損益通算とは:不動産投資の税務活用の基本
損益通算とは、異なる所得区分の黒字と赤字を相殺して、課税所得を減らす仕組みです。不動産所得の赤字を給与所得と通算することで、高い税率が適用される給与所得を圧縮し、所得税・住民税を削減できます。
不動産所得の赤字を作る仕組み:減価償却費の活用
不動産投資で帳簿上の赤字を作る最大の手段が減価償却費です。

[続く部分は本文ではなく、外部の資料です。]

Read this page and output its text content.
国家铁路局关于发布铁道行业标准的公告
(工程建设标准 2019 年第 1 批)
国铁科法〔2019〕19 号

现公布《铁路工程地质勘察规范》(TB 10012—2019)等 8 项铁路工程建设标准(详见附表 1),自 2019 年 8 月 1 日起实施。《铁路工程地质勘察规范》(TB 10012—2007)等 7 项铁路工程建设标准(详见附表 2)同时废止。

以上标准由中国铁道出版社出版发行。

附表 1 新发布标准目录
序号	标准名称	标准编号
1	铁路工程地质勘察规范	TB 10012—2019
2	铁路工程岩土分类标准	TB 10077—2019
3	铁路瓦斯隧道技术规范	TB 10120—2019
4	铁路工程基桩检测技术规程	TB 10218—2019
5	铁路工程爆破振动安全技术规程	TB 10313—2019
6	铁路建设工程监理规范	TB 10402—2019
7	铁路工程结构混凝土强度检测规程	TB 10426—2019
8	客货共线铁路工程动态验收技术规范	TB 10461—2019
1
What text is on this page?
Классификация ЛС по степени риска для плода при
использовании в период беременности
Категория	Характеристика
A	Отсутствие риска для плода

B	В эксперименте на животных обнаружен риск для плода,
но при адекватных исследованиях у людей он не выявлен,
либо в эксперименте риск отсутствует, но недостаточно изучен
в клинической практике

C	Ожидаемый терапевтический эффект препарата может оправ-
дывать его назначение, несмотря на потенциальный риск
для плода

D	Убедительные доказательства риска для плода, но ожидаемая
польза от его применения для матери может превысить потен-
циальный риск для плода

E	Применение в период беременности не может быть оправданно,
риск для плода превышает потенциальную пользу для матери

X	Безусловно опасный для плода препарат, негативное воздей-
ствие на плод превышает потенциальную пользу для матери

建物の取得費用を法定耐用年数にわたって費用計上することで、実際のキャッシュフローはプラスでも、税務上は赤字になるケースがあります。
法定耐用年数と減価償却率
| 建物の構造 | 法定耐用年数 | 定額法償却率 |
|----------|-----------|-----------|
| 鉄骨鉄筋コンクリート造(SRC) | 47年 | 0.022 |
| 鉄筋コンクリート造(RC) | 47年 | 0.022 |
| 重量鉄骨造 | 34年 | 0.030 |
| 木造 | 22年 | 0.046 |
中古物件の耐用年数:節税効果が高い理由
中古物件は以下の計算式で耐用年数を算定します:
法定耐用年数を超えた物件:法定耐用年数 × 20% = 残存耐用年数(最低2年)
例:築30年の木造物件(法定耐用年数22年)
→ 22年 × 20% = 4.4年 → 4年(端数切り捨て)
4年で建物取得費を全額償却できるため、初期の数年間は大きな減価償却費が計上でき、損益通算による節税効果が最大化されます。
損益通算の具体的な節税効果
年収1,500万円(給与所得約1,100万円)のサラリーマンが、不動産所得の赤字200万円を損益通算した場合:
| 項目 | 損益通算前 | 損益通算後 |
|-----|---------|---------|
| 給与所得 | 1,100万円 | 1,100万円 |
| 不動産所得 | ▲200万円 | ▲200万円 |
| 課税所得 | 1,100万円 | 900万円 |
| 所得税率 | 33% | 33% |
| 節税額(所得税+住民税) | — | 約86万円 |
損益通算の制限:土地取得借入金利子
不動産所得の赤字のうち、土地取得のための借入金利子に相当する部分は、損益通算から除外されます(所得税法第69条2項)。
計算方法
損益通算できない金額 = 土地取得借入金利子 × (土地取得借入金残高 ÷ 借入金総残高)
例: 借入金総残高5,000万円のうち土地取得分が3,000万円で、年間利子が150万円の場合、損益通算できない金額は 150万円 × (3,000万円 ÷ 5,000万円) = 90万円
損益通算が認められないケース
以下のケースでは損益通算が制限または否認されます:
1. 別荘・リゾートマンション:生活に通常必要でない資産からの損失は損益通算不可
2. 競走馬・ゴルフ会員権:同様に損益通算不可
3. 事業的規模でない不動産貸付:5棟10室基準を満たさない場合、青色申告特別控除(65万円)が適用不可
4. 実質的な節税目的のみの投資:税務当局が経済的合理性を否定した場合
5棟10室基準:事業的規模の判定
不動産貸付が「事業的規模」と認められると、青色申告特別控除65万円・専従者給与・貸倒損失の必要経費算入などの特典が受けられます。
| 事業的規模の目安 | 内容 |
|--------------|------|
| アパート・マンション | 10室以上 |
| 一戸建て | 5棟以上 |
| 混合の場合 | 1棟=2室として換算 |
損益通算の出口戦略:減価償却終了後の対応
減価償却が終了すると不動産所得が黒字に転じ、節税効果がなくなります。この時点での対応策として以下が考えられます:
1. 物件の売却:長期譲渡所得(20%)として課税されるが、減価償却による節税効果との総合判断が必要
2. 法人への移転:個人から法人に不動産を移転し、法人税率(約30%)での課税に切り替え
3. 新たな物件の取得:再び減価償却費の大きい中古物件を取得して損益通算を継続
まとめ:損益通算は「出口戦略」まで含めた設計が重要
不動産投資による損益通算は、短期的な節税効果は大きいですが、減価償却終了後の課税増加・売却時の譲渡所得課税まで含めたトータルシミュレーションが不可欠です。税理士と連携し、長期的な資産形成計画の中に位置づけることをお勧めします。